Keluhan serupa juga datang dari sejumlah orang tua murid dan warga sekitar yang menilai bahwa kualitas dan kandungan gizi menu tidak sepadan dengan besaran dana yang telah dialokasikan. Mereka khawatir bahwa program yang seharusnya bermanfaat bagi peningkatan kesehatan siswa justru tidak mencapai tujuannya.
Menanggapi hal ini, sejumlah pemerhati kebijakan publik dan aktivis sosial di Sumenep mendorong agar pemerintah daerah melakukan evaluasi menyeluruh terhadap pelaksanaan program MBG, khususnya dalam hal transparansi anggaran dan pengawasan mutu makanan.
“Jika anggaran per porsi mencapai Rp10.000, maka seharusnya menu yang diberikan mampu memenuhi kebutuhan gizi dasar anak sekolah. Pemerintah perlu turun langsung meninjau proses distribusi dan pengadaan bahan makanannya,” ujar salah satu aktivis pemerhati pendidikan di Sumenep.
Program MBG diketahui merupakan bagian dari upaya pemerintah daerah untuk meningkatkan gizi dan kesehatan masyarakat, khususnya di kalangan pelajar.

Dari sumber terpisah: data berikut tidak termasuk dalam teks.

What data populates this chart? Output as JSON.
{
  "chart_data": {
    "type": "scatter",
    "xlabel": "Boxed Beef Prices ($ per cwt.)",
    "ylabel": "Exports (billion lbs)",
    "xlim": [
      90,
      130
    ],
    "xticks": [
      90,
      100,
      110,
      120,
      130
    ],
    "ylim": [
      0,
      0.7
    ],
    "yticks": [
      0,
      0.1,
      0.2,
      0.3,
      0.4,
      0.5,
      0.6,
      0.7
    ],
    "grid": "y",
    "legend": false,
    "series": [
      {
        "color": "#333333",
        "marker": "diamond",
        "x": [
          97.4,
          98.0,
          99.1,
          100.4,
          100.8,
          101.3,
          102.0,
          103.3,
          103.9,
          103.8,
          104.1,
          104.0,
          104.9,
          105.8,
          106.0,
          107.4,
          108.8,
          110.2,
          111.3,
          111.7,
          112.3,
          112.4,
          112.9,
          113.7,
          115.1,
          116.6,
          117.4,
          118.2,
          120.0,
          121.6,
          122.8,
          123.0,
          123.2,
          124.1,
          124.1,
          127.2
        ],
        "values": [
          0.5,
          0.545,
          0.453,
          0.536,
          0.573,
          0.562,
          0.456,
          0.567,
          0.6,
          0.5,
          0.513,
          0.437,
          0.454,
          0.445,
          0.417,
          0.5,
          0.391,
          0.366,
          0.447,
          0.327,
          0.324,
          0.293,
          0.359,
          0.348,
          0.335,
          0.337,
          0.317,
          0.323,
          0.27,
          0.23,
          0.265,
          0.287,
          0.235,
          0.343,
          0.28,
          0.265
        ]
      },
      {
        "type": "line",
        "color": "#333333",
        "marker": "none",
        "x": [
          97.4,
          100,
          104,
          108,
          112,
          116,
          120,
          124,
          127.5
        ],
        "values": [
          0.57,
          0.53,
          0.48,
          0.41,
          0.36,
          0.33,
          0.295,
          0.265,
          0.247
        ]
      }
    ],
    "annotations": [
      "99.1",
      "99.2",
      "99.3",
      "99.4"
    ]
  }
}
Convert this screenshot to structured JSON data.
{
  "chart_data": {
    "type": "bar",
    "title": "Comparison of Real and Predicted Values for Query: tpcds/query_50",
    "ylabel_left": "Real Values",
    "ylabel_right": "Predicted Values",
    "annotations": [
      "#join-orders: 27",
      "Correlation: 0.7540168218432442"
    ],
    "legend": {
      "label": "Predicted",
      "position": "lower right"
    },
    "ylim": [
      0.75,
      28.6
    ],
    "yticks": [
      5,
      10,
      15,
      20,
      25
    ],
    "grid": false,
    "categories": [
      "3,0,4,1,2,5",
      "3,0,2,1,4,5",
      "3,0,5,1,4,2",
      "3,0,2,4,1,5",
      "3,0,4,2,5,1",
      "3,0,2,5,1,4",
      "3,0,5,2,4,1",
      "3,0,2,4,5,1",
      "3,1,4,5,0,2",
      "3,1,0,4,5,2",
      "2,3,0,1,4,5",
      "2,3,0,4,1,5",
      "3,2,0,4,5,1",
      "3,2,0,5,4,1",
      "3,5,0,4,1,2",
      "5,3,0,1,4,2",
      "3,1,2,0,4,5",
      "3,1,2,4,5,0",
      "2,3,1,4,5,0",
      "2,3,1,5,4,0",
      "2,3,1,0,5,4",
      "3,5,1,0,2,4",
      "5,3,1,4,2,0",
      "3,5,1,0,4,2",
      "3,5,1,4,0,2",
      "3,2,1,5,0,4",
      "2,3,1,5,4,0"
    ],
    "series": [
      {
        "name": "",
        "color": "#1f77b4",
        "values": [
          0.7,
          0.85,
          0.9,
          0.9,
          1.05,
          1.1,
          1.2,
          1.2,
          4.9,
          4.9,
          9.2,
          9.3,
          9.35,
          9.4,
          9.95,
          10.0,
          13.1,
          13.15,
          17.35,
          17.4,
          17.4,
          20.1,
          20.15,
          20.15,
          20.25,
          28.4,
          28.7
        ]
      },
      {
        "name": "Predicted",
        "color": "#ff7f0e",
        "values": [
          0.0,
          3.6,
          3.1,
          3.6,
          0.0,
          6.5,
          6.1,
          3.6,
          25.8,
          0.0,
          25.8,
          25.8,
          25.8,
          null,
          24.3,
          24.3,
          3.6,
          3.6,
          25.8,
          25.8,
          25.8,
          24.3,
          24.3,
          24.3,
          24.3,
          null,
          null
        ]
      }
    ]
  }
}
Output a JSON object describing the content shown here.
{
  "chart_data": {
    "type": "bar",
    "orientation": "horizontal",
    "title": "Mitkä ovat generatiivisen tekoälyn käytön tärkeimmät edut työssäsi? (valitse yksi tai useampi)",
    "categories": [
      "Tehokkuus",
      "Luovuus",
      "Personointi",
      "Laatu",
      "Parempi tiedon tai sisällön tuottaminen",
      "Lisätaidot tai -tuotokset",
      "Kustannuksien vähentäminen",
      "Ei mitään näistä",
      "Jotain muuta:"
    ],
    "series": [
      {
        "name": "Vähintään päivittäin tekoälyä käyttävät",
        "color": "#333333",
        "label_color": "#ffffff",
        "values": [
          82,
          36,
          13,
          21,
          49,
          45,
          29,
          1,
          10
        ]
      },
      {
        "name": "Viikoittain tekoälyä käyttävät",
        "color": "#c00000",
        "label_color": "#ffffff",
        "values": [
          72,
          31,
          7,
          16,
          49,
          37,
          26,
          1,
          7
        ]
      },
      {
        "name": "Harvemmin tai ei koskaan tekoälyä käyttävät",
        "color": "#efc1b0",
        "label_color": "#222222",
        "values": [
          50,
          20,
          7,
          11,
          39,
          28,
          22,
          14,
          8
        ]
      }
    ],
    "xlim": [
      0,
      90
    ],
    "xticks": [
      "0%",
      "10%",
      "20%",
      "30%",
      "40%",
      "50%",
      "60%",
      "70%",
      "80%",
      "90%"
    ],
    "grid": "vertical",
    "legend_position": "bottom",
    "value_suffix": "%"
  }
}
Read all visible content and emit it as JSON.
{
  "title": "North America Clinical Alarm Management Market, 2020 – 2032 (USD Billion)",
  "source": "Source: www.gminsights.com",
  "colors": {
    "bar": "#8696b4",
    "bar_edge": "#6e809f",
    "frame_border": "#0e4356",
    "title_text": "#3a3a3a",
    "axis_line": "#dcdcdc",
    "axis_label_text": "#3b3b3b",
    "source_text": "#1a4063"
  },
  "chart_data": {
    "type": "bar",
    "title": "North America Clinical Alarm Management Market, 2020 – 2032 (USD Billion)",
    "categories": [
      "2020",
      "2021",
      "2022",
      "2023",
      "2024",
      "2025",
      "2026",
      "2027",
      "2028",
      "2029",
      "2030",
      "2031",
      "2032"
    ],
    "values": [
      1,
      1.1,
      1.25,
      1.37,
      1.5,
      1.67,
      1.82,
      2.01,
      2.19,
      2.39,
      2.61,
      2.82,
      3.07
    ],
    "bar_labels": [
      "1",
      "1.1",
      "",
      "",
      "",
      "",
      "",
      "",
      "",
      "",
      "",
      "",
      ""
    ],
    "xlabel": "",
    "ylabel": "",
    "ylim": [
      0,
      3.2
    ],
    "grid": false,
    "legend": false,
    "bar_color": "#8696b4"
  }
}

Namun, kurangnya pengawasan di lapangan dan potensi ketidaksesuaian anggaran dengan kualitas makanan menimbulkan pertanyaan publik mengenai efektivitas program tersebut.
Masyarakat berharap agar Dinas Sosial dan Dinas Kesehatan Kabupaten Sumenep segera melakukan audit dan evaluasi transparan, serta memastikan bahwa seluruh pelaksana program benar-benar menerapkan prinsip akuntabilitas dan keseimbangan gizi sesuai dengan peraturan yang berlaku.
“Kami tidak ingin program baik seperti MBG ini dicederai oleh pelaksanaan yang tidak sesuai. Anak-anak berhak mendapatkan makanan bergizi, bukan sekadar formalitas anggaran,” pungkas salah satu warga.